Nadia Papagiannis, Director of Alternative Investment Strategy for Global Third Party Distribution at Goldman Sachs Asset Management, looked at the performances of HFRI indices – broadly constructed indices designed to capture the breadth of hedge fund performance trends, and found that the investable index with a smaller number of funds underperformed the non-investable hedge fund index, which includes a much broader universe, “suggesting the better performing funds may not be currently open to investment and/or there is some performance bias in this HFRI index.”

Moreover, the disparity in performances among various hedge funds makes it hard for individual investors to pick the winners from the losers.

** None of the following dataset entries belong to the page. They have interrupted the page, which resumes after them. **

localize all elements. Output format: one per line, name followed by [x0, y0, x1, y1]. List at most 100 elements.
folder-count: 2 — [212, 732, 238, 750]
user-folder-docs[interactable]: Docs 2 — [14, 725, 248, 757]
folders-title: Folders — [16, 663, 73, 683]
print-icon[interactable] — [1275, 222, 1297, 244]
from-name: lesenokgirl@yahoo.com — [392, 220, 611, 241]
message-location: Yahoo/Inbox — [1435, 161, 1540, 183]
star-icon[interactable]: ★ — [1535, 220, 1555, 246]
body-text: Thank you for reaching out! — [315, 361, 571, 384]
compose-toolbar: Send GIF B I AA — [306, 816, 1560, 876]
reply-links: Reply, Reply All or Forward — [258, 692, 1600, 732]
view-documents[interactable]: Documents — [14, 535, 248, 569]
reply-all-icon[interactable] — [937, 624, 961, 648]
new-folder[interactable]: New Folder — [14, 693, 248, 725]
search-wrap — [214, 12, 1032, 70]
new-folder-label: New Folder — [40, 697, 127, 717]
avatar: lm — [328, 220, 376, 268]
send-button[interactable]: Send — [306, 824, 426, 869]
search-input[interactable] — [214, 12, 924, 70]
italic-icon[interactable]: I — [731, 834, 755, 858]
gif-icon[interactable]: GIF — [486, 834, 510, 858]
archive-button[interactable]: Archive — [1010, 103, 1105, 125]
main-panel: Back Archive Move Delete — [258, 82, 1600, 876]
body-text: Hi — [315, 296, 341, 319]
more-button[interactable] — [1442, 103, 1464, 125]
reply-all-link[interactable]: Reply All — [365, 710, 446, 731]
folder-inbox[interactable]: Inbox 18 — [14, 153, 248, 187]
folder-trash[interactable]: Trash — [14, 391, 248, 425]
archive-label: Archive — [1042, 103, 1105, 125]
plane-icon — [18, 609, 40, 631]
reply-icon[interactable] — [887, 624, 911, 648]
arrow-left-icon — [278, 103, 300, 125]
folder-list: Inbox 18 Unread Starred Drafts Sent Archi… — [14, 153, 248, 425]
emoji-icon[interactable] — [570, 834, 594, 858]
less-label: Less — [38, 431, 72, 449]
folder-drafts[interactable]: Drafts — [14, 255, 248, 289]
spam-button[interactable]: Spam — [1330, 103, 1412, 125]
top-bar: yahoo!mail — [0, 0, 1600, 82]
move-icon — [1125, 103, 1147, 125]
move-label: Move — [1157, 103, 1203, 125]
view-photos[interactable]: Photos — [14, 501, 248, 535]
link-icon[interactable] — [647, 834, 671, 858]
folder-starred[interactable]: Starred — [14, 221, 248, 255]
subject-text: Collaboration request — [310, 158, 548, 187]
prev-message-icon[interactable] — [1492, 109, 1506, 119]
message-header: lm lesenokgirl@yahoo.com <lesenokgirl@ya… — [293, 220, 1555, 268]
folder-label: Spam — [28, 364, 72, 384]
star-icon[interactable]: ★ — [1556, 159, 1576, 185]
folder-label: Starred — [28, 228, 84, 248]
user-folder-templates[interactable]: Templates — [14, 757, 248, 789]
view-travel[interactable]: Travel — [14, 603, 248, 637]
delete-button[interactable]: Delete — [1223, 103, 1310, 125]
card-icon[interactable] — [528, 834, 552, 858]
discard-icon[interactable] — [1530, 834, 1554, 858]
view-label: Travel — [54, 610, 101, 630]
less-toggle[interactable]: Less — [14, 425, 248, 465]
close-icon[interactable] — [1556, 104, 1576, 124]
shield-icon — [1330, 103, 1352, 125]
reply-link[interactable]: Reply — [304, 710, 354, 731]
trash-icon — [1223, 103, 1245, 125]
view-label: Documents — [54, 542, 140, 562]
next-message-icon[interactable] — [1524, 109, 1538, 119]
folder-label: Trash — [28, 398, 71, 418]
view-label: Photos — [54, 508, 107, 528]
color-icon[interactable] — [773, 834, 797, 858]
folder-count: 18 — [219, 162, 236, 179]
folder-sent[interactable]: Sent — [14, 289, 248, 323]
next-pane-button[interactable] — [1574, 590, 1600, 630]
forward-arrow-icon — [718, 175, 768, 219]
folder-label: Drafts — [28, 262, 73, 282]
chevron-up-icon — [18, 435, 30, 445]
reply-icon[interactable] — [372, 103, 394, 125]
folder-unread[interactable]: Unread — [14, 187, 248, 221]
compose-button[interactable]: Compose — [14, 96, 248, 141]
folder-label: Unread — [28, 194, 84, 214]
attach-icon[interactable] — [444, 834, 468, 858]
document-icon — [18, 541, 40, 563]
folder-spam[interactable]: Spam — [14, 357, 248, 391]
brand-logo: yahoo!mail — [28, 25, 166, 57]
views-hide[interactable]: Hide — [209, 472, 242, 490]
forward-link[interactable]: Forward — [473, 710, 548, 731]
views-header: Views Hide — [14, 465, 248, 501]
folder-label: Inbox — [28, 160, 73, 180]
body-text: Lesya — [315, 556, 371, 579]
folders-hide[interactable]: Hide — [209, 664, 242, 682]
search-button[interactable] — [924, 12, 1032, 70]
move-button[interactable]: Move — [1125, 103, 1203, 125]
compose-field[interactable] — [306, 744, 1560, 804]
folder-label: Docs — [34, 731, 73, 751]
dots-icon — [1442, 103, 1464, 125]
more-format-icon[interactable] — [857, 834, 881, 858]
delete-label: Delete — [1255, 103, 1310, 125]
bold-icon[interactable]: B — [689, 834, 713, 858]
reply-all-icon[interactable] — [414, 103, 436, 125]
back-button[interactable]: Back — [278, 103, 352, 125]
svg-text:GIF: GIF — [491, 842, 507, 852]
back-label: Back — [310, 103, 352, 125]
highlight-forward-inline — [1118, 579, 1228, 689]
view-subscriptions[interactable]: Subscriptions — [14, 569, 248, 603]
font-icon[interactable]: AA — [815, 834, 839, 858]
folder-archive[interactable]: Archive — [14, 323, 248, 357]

“A large universe of funds in the alternatives investment universe characterized by high historical performance dispersion and low performance persistence makes manager selection challenging,” Papagiannis added.

Alternatively, Zahid Nakhooda, Vice President of ETF Product Specialist at Goldman Sachs Assest Management, pointed to the recently launched Goldman Sachs Hedge Industry VIP ETF (NYSEArca: GVIP) as an easy-to-use alternative to access some of the “Very-Important-Positions” among expert hedge funders. The ETF is comprised of U.S.-listed stocks that most often appear in the top 10 holdings of over 650 fundamentally-driven hedge fund managers, managing $700 billion in equity, which may help investors to more confidently navigate the changing conditions ahead.

“The combination of a solid macro landscape and a fluid policy outlook reminds us that disciplined investing – meaning portfolio design that anticipates change – is essential during periods of transition,” Tse said.

To identify this group of most important positions among hedge fund managers, Goldman Sachs starts with a view of their holdings through regulatory filings that many hedge funds are required to complete on a quarterly basis, called “13F”s – the reports include number of shares and total market value of a manager’s long holdings in applicable securities on the last day of each calendar quarter and must be filed with the SEC within 45 days of the end of a calendar quarter.

GVIP provides investors with an investment that expresses both long and short views to access dynamic market themes and to hedge out beta exposure while equitizing cash to minimize drag.